La Team Ninja remonte sur le ring avec Dead or Alive 6 (DOA6 pour les intimes), disponible depuis le 1er mars sur PC, PS4 et Xbox One, toujours coaché par Koei Tecmo On ne présente plus DOA, ce simple acronyme est évocateur pour bon nombre de joueurs, la série s’est fait un nom dans le jeu de combat et la mise en scène de plantureuses protagonistes…

A l’écran d’accueil, le jeu propose en tête de liste un mode histoire qui, je dois avouer, est plutôt soporifique : sur un fond d’expérience scientifique et d’organisation secrète Raidou le copieur de capacité est ramené à la vie par Nico une scientifique du M.I.S.T, pour mener à bien cette mission elle a capturé Honoka.

On ne reprochera pas à un jeu de combat un scénario timbre poste, mais ce qui est assez pénible c’est le rythme, il faut enchaîner une série de scénettes entrecoupées de chargements, à chaque perso croisé une nouvelle timeline apparaît. Alors c’est bien organisé, oui, ça permet de faire connaissance avec tous les personnages, mais c’est pesant, très pesant …

Tuto génial

Nous ne sommes pas condamnés au mode Histoire, heureusement, et Dead or Alive 6 est riche à ce niveau là, nous retrouverons donc les grands classiques : versus, arcade, contre la montre, survie, rangés sous l’onglet Combat.

L’onglet Entraînement propose quant à lui quatre modes :

  • entraînement libre,
  • tutoriel (pour apprendre les bases du jeu),
  • un entraînement aux commandes (pour apprendre les spécificités de chaque combattant),
  • un défi combo (avec 20 enchaînements à réaliser par personnage).

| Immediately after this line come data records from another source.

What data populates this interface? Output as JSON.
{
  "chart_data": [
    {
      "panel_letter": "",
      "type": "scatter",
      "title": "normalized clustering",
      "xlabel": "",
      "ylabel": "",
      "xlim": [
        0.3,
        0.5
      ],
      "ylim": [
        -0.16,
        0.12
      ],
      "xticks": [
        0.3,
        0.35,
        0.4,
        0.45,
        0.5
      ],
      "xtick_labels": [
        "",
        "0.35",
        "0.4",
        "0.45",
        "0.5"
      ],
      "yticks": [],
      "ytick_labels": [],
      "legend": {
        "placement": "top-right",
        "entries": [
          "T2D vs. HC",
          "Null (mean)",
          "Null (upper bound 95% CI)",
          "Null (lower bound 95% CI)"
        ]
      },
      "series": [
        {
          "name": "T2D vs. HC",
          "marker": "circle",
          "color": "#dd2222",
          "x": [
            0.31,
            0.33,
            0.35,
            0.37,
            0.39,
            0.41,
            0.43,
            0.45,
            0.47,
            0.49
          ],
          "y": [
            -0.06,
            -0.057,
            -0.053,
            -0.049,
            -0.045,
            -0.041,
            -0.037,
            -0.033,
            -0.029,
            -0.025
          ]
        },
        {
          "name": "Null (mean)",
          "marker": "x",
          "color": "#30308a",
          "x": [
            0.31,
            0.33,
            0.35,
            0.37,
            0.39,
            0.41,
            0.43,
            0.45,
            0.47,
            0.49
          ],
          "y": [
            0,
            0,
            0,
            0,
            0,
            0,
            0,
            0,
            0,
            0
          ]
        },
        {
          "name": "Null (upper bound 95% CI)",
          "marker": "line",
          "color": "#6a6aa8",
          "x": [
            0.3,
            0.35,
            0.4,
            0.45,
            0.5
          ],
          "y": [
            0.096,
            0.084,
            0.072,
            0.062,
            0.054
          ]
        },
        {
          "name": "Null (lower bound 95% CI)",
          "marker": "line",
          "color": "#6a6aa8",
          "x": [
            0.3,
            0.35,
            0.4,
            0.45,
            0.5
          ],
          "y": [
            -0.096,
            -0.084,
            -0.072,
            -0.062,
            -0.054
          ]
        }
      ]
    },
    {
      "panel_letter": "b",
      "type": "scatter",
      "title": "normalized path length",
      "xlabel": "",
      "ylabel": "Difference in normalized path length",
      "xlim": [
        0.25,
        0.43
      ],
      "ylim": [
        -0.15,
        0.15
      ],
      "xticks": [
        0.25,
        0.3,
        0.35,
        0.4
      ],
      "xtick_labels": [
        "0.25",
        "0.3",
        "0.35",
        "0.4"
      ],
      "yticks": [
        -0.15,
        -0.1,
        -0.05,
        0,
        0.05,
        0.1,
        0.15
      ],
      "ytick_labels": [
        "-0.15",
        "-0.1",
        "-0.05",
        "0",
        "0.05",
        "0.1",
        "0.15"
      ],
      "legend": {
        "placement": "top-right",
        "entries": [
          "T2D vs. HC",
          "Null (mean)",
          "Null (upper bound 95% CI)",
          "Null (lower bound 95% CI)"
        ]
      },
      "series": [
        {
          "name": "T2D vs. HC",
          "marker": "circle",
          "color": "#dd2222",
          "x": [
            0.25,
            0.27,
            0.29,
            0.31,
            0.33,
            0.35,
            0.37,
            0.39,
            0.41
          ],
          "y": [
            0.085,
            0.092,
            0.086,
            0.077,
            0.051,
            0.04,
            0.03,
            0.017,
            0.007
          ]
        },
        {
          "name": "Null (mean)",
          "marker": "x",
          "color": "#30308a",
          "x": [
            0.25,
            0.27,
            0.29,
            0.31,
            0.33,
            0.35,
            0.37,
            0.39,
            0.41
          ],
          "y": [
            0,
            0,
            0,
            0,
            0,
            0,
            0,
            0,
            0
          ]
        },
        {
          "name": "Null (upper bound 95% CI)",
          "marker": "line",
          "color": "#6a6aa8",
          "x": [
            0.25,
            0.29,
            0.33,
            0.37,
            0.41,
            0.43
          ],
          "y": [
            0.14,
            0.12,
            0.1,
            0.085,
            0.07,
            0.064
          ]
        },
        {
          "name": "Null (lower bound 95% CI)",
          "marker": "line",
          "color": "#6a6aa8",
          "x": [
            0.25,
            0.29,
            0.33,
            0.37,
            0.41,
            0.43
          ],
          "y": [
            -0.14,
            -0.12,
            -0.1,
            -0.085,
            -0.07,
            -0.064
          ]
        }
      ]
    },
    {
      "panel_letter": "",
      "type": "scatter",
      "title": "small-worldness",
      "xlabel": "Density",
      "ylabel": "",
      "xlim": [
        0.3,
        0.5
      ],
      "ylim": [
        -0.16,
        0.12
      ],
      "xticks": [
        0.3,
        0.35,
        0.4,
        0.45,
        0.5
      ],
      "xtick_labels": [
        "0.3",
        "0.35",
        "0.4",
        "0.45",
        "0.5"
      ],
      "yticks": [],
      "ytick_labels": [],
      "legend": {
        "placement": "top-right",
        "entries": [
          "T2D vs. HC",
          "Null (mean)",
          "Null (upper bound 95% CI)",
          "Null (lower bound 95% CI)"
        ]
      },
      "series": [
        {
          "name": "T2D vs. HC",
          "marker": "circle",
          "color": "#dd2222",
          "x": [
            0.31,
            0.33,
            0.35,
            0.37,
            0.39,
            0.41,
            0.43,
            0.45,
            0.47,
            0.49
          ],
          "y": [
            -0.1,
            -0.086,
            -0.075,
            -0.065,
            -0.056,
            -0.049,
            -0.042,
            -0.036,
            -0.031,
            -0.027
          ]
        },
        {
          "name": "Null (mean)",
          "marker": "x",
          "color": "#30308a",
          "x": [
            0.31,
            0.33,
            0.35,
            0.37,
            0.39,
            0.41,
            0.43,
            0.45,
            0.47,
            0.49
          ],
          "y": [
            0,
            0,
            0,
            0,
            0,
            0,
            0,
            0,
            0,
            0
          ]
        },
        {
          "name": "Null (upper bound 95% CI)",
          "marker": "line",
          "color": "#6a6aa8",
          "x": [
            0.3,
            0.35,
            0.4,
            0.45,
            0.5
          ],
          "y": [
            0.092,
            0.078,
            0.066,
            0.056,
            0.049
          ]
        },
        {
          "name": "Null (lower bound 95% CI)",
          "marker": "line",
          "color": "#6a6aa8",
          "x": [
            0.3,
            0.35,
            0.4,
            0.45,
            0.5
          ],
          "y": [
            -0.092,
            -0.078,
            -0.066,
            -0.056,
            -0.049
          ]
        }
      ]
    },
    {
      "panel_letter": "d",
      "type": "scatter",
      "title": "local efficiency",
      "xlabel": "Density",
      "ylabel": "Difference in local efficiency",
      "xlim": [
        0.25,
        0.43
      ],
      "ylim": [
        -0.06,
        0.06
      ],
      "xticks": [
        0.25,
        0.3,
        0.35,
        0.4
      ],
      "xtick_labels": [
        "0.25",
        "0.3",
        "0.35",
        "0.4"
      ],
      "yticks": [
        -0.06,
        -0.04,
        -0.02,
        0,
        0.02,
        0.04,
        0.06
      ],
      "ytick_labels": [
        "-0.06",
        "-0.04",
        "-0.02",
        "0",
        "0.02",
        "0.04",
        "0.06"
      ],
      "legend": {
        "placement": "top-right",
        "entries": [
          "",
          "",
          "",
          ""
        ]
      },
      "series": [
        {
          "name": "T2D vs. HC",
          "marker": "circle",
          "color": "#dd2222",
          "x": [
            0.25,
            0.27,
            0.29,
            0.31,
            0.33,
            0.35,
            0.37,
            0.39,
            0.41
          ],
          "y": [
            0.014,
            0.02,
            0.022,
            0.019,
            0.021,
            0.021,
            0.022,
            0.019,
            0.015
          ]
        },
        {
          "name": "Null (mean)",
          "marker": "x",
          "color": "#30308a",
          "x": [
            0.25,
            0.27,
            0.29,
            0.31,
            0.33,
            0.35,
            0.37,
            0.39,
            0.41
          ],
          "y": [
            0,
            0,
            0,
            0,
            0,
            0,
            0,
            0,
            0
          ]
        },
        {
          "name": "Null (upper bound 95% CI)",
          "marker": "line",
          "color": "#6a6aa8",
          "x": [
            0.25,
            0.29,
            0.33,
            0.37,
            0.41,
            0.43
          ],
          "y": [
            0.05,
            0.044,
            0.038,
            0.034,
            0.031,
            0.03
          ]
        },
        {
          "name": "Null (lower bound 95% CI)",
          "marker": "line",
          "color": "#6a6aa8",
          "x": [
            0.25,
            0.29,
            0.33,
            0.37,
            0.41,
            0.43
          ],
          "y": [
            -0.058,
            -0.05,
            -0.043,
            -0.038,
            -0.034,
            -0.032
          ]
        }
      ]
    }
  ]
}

Le gros morceau de la partie solo c’est la Quête DOA avec 130 défis à réaliser et c’est de loin le mode le plus intéressant du jeu car il permet de jouer avec tout le roster y compris les personnages bloqués : Phase 4 et Nyotengu.

Dans ce mode, il faut réaliser 3 actions définies à chaque combat pour gagner de la monnaie de jeu, quand les trois missions sont remplies, on récupérera une pièce de costume qui nous permettra de le débloquer pour pouvoir l’acheter, par contre, cette pièce est attribuée automatiquement et si on souhaite un costume particulier il faudra squater un maximum ce mode de jeu.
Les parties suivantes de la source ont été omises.